The next two years will see about 250 new units of housing built in Nelson, and that’s why the revenue side of the city’s ledger is looking good these days, according to the city’s finance manager, Colin McClure.
The downside is that it puts a strain on the city’s planning department staff and sometimes permits are delayed as a result, he said. That creates increased staffing expenses to keep up with the demand.
“We are a booming community and we see that in our fees and on the demand in development services.”
McClure’s presentation materials include a full outline of revenue and expenses, as well as the capital budget, for this year and last, with explanatory notes, attached below.
Another positive revenue story, he said, is an uptick in transit use.
“Last year we lowered the barrier and made one $2 fee from Balfour to Trail. We are seeing this difference in rider numbers and sales of passes.”

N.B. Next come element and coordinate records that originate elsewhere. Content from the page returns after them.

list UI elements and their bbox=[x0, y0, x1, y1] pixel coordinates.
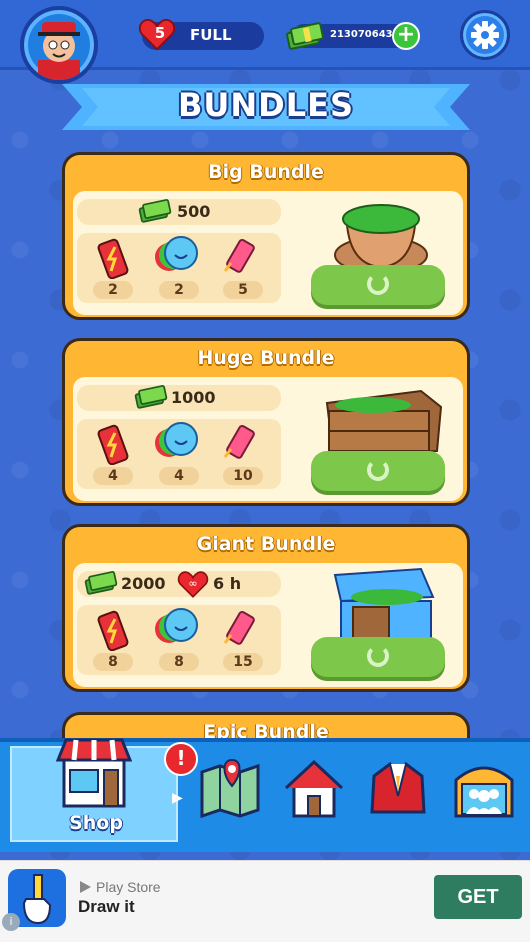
cash-reward-amount: 1000 bbox=[171, 388, 216, 407]
item-count-chat: 2 bbox=[159, 281, 199, 299]
page-banner: BUNDLES bbox=[62, 84, 470, 130]
svg-text:∞: ∞ bbox=[188, 577, 197, 590]
house-icon bbox=[284, 759, 344, 818]
item-count-chat: 4 bbox=[159, 467, 199, 485]
cash-stack-icon bbox=[134, 385, 168, 409]
infinite-lives-duration: 6 h bbox=[213, 574, 242, 593]
add-cash-button[interactable]: + bbox=[392, 22, 420, 50]
page-title: BUNDLES bbox=[177, 86, 354, 124]
items-box: 4 4 10 bbox=[77, 419, 281, 489]
play-store-icon bbox=[80, 881, 91, 893]
ad-store-label: Play Store bbox=[96, 879, 161, 895]
item-count-energy: 2 bbox=[93, 281, 133, 299]
chat-bubble-icon bbox=[155, 422, 198, 457]
bottom-nav: ! ▶ Shop bbox=[0, 738, 530, 852]
player-avatar[interactable] bbox=[20, 6, 98, 84]
ad-info-icon[interactable]: i bbox=[2, 913, 20, 931]
bundle-title: Big Bundle bbox=[208, 161, 324, 183]
suit-icon bbox=[370, 761, 426, 814]
nav-map[interactable] bbox=[198, 756, 262, 820]
bundle-content: 1000 4 4 10 bbox=[73, 377, 463, 501]
cash-stack-icon bbox=[286, 22, 324, 50]
bundle-title: Giant Bundle bbox=[196, 533, 336, 555]
cash-reward: 1000 bbox=[77, 385, 281, 411]
firework-rocket-icon bbox=[223, 610, 255, 645]
bundle-content: 2000 ∞ 6 h 8 8 15 bbox=[73, 563, 463, 687]
item-count-energy: 8 bbox=[93, 653, 133, 671]
reward-row: 2000 ∞ 6 h bbox=[77, 571, 281, 598]
nav-social[interactable] bbox=[452, 756, 516, 820]
people-icon bbox=[454, 766, 514, 818]
treasure-chest-icon bbox=[333, 567, 435, 644]
items-box: 2 2 5 bbox=[77, 233, 281, 303]
bundle-card-giant: Giant Bundle 2000 ∞ 6 h 8 8 15 bbox=[62, 524, 470, 692]
ad-get-button[interactable]: GET bbox=[434, 875, 522, 919]
alert-badge: ! bbox=[164, 742, 198, 776]
items-box: 8 8 15 bbox=[77, 605, 281, 675]
nav-home[interactable] bbox=[282, 756, 346, 820]
cash-stack-icon bbox=[84, 571, 118, 595]
chat-bubble-icon bbox=[155, 608, 198, 643]
energy-drink-icon bbox=[97, 610, 129, 651]
arrow-right-icon: ▶ bbox=[172, 790, 183, 806]
cash-reward-amount: 2000 bbox=[121, 574, 166, 593]
item-count-rocket: 15 bbox=[223, 653, 263, 671]
wooden-crate-icon bbox=[325, 389, 443, 455]
buy-button[interactable] bbox=[311, 265, 445, 305]
map-icon bbox=[200, 758, 260, 819]
item-count-energy: 4 bbox=[93, 467, 133, 485]
ad-banner[interactable]: Play Store Draw it GET i bbox=[0, 860, 530, 942]
infinite-lives-heart-icon: ∞ bbox=[177, 571, 209, 598]
bundle-card-huge: Huge Bundle 1000 4 4 10 bbox=[62, 338, 470, 506]
money-sack-icon bbox=[334, 204, 428, 273]
firework-rocket-icon bbox=[223, 238, 255, 273]
firework-rocket-icon bbox=[223, 424, 255, 459]
lives-count: 5 bbox=[154, 24, 166, 42]
item-count-chat: 8 bbox=[159, 653, 199, 671]
avatar-icon bbox=[38, 22, 80, 80]
cash-reward: 500 bbox=[77, 199, 281, 225]
energy-drink-icon bbox=[97, 238, 129, 279]
buy-button[interactable] bbox=[311, 637, 445, 677]
buy-button[interactable] bbox=[311, 451, 445, 491]
settings-button[interactable] bbox=[460, 10, 510, 60]
bundle-card-big: Big Bundle 500 2 2 5 bbox=[62, 152, 470, 320]
cash-reward-amount: 500 bbox=[177, 202, 211, 221]
nav-wardrobe[interactable] bbox=[366, 756, 430, 820]
loading-spinner-icon bbox=[367, 645, 389, 667]
bundle-title: Huge Bundle bbox=[197, 347, 335, 369]
lives-counter[interactable]: 5 FULL bbox=[138, 18, 264, 51]
top-bar: 5 FULL 2130706432 + bbox=[0, 0, 530, 84]
gear-icon bbox=[471, 21, 499, 49]
bundle-content: 500 2 2 5 bbox=[73, 191, 463, 315]
loading-spinner-icon bbox=[367, 459, 389, 481]
cash-stack-icon bbox=[138, 199, 172, 223]
item-count-rocket: 5 bbox=[223, 281, 263, 299]
loading-spinner-icon bbox=[367, 273, 389, 295]
nav-shop-label: Shop bbox=[69, 812, 123, 834]
chat-bubble-icon bbox=[155, 236, 198, 271]
lives-status: FULL bbox=[190, 26, 232, 44]
ad-app-name: Draw it bbox=[78, 897, 135, 916]
shop-icon bbox=[56, 738, 132, 808]
energy-drink-icon bbox=[97, 424, 129, 465]
item-count-rocket: 10 bbox=[223, 467, 263, 485]
cash-amount: 2130706432 bbox=[330, 29, 400, 40]
nav-shop[interactable]: ! ▶ Shop bbox=[10, 738, 198, 842]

One challenge on the expense side is that the snow removal budget has already been used up this year.
McClure said funding for November and December snow plowing will come from other projects that are under budget and from the increased building development revenues.
McClure also cited increased labour-relations legal costs related to the fire department arbitration case that was concluded this year.
The city has almost $20 million in capital expenses budgeted for 2018 (as opposed to $18 million last year), partly because of the Hall Street project, McClure said, adding that the Hall Street work has been funded through grants from senior governments and from the city’s water and sewer reserve funds.
McClure’s description of capital budget activities includes new bylaw enforcement software, engineering work on the library and police building, Cottonwood Falls redevelopment work, the relining of 3.8 kilometres of sewer line, completion of the emergency water source intake in Kootenay Lake, new outdoor exercise equipment in Lakeside Park, and a variety of other public works and utility upgrades and construction.